Pages

Thursday 26 January 2023

EVANGELICAL WOMEN IN EARLY 1800: LUCY STONE P/8

                                   Read Part One HERE


In this post I will continue to focus on a woman named Lucy Stone. She lived from 1818 - 1893.

Lucy set another precedent in 1858 when she reminded Americans of the "no taxation without representation" principle. Her refusal to pay property taxes was punished by the impoundment and sale of  the Stone's household goods. At the end of the Civil War, Lucy went to Kansas to work on the referendum for suffrage there. She also served as president of the New Jersey Women Suffrage Association and helped organise the New England association, in which she would be active after the family moved to Boston in 1869. At the same time, Lucy served on the executive committee of the American Equal Rights Association.

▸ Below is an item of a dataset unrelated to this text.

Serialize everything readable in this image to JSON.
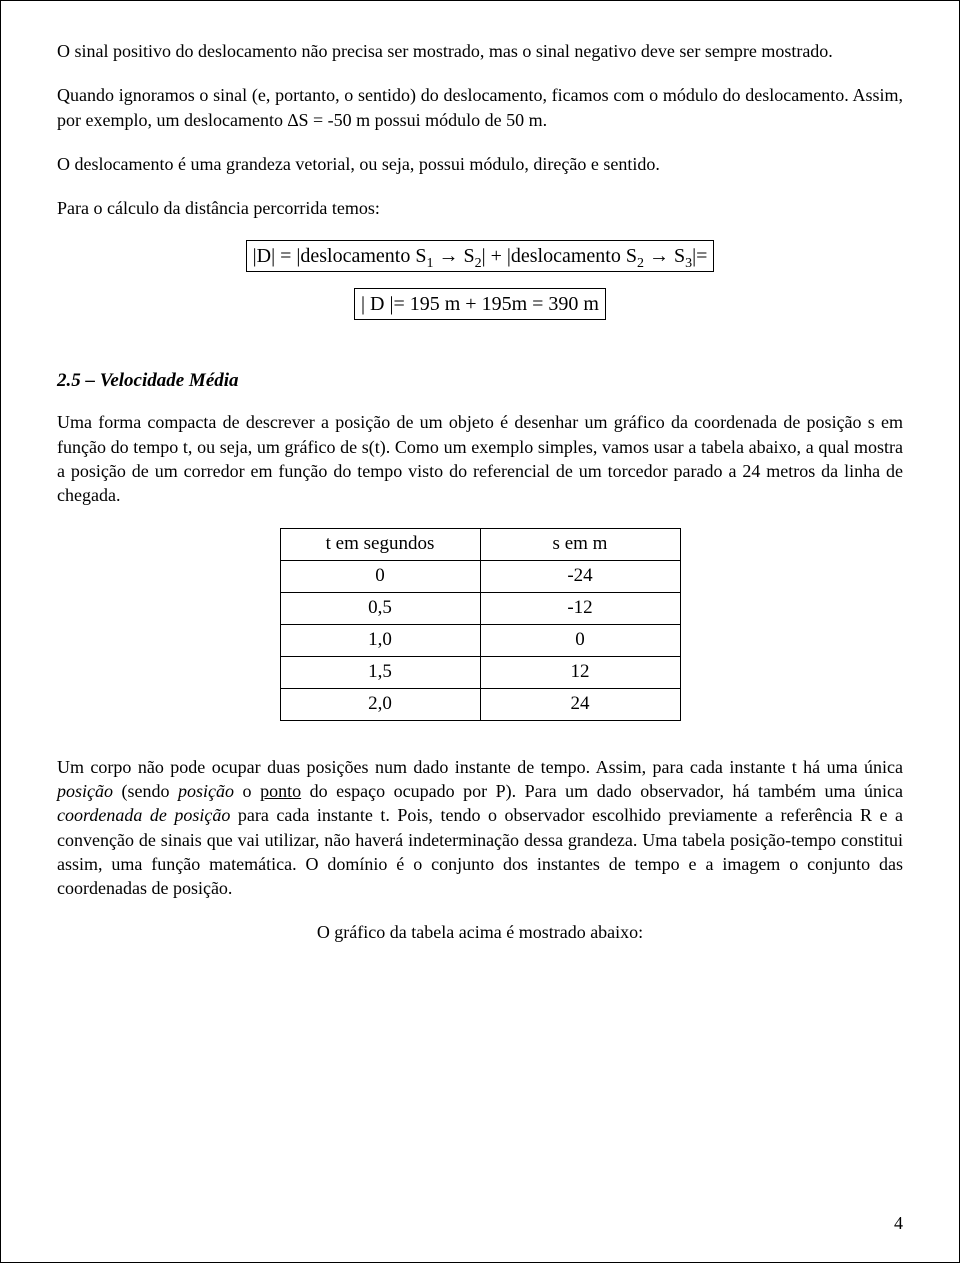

In 1869, Lucy broke with suffragists Elizabther Cady Stanton and Susan B. Anthony and others over passage of the 14th and 15th Amendments to the Constitution, which granted voting rights to black men but not to women. Lucy was willing to accept this measure for her abolitionist goals while continuing to work for women's suffrage. Elizabeth and Susan formed the National Women Suffrage Association (NWSA). Lucy, Julia Ward Howe, and others formed the American Women Suffrage Association (AWSA). Lucy edited the AWSA publication, the Woman's Journal. in 1879. Lucy registered to vote in Massachusetts, since the state allowed women's suffrage in some local elections, but she was removed from the rolls because she did not use her husband's surname.

Lucy lived to see the reunifications of the two suffrage associations in 1890. She gave her last speech in 1893 at the World's Columbian Exposition and died later that year at age 75.